Plan cancer : un premier pas

Pour lutter contre la deuxième maladie la plus mortelle, 32 mesures sont annoncées, avec 380 millions d’euros à la clé. De quoi changer le quotidien des patients ?

Avec ses trente-deux premières mesures annoncées cette semaine, le plan national cancer ne souffle pas de grande révolution printanière. Néanmoins, il contribuera à apporter un vent plus doux aux dizaines de milliers de Belges chez qui, tous les ans, on détecte un cancer (environ 55 000, selon la dernière estimation de 2003). Il était temps !

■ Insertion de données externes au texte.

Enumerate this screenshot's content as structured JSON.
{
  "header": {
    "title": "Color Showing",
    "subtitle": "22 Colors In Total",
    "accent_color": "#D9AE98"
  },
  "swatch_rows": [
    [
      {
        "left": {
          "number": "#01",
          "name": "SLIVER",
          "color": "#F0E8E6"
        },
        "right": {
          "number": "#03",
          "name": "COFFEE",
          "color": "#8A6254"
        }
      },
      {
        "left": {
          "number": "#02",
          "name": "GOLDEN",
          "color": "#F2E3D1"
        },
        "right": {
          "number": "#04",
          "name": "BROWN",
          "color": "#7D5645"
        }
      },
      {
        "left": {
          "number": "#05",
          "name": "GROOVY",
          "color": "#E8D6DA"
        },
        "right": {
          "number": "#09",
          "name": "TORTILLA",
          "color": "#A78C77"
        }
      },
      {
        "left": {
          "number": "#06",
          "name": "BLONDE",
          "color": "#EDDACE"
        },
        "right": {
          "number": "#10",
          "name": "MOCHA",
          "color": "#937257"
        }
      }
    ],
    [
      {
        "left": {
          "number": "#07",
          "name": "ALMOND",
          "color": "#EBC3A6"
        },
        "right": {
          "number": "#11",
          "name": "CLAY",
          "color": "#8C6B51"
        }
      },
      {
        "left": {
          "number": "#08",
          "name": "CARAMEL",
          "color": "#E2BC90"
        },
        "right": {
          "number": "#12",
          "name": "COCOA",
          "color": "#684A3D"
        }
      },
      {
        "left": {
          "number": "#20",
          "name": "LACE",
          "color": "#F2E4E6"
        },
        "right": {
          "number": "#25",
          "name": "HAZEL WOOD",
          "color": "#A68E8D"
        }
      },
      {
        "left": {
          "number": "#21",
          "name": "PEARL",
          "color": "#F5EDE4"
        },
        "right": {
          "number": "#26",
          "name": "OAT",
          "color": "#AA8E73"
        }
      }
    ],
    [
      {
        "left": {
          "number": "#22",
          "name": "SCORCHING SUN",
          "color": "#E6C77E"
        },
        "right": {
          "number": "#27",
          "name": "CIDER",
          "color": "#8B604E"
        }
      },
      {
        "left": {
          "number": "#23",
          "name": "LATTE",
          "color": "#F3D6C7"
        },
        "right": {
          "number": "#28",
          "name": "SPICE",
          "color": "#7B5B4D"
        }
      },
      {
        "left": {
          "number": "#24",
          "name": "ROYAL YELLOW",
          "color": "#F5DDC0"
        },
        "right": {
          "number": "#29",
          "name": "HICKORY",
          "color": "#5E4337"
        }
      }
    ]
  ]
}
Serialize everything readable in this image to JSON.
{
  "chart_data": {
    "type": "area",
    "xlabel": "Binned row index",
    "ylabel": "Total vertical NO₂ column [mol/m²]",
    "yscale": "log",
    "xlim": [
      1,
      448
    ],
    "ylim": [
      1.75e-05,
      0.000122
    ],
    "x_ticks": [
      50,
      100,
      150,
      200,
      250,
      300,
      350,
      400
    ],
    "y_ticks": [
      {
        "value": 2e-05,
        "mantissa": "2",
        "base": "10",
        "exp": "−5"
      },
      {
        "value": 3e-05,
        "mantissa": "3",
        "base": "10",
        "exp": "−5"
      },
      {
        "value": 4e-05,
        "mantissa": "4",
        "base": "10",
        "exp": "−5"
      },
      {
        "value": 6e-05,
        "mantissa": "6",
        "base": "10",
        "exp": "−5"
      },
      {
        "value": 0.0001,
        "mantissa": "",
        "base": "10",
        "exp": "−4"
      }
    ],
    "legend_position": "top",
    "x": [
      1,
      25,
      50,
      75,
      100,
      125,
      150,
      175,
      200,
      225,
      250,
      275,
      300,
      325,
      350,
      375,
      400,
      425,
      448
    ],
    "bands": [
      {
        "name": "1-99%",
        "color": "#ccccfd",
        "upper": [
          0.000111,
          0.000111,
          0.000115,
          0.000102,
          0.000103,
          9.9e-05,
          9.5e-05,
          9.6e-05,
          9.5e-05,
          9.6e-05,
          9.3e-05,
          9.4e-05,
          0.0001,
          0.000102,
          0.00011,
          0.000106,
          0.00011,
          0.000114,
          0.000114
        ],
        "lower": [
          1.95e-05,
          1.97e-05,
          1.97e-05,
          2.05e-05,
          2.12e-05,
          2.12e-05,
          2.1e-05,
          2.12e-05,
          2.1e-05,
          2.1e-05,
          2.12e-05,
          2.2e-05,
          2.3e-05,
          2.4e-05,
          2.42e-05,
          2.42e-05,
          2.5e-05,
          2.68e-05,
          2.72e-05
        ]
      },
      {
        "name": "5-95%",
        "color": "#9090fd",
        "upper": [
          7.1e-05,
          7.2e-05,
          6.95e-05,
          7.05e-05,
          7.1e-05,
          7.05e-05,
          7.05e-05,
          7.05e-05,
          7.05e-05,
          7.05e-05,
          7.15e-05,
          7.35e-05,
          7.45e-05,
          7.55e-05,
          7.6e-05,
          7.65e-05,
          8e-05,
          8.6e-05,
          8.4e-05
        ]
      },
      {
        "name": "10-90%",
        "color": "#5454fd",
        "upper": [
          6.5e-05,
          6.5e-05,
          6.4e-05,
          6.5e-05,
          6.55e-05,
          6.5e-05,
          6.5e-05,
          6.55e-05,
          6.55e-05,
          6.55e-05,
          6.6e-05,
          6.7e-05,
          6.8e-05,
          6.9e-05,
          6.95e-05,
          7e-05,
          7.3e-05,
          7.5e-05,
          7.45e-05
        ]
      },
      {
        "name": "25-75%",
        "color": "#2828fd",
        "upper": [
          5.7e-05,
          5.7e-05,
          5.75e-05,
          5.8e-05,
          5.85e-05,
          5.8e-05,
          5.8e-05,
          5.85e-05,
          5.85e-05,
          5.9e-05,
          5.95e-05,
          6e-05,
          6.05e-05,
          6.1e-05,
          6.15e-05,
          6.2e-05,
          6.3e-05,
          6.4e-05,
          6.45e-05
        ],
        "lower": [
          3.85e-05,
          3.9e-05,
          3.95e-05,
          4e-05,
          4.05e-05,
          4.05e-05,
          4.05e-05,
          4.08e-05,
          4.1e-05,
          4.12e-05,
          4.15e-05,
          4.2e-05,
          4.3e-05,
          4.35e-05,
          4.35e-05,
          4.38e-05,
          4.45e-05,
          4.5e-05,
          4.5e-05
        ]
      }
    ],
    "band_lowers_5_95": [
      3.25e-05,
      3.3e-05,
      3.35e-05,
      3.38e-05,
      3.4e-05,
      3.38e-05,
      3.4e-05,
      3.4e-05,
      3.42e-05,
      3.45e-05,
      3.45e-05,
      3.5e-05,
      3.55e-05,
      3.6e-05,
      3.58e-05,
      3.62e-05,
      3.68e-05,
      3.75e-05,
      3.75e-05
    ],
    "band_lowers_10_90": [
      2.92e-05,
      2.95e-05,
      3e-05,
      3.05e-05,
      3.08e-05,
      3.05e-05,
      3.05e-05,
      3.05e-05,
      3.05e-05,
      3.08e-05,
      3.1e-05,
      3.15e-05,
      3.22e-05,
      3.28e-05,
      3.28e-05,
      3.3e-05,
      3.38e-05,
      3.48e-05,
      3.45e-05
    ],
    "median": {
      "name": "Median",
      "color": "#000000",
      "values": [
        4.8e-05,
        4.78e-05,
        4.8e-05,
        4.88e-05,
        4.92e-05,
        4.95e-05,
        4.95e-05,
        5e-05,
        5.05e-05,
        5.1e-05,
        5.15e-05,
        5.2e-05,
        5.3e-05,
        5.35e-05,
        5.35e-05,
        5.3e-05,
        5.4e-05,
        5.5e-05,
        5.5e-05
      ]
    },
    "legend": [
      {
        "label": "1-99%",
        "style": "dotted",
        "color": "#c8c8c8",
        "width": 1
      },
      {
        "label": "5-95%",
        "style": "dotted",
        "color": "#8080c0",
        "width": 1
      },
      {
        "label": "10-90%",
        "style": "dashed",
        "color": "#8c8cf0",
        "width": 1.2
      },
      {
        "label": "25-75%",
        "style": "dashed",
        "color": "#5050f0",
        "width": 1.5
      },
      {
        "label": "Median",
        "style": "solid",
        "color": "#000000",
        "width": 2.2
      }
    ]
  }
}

 » C’est tout le vécu des malades que nous voudrions modifier « , glisse Laurette Onkelinx (PS), ministre fédérale de la Santé à l’origine du projet. En réalité, sur de nombreux points, il s’agit de combler – enfin ! – nos retards par rapport à d’autres pays européens. Ou de généraliser à tous les malades ce qui se pratique déjà dans certaines de nos structures.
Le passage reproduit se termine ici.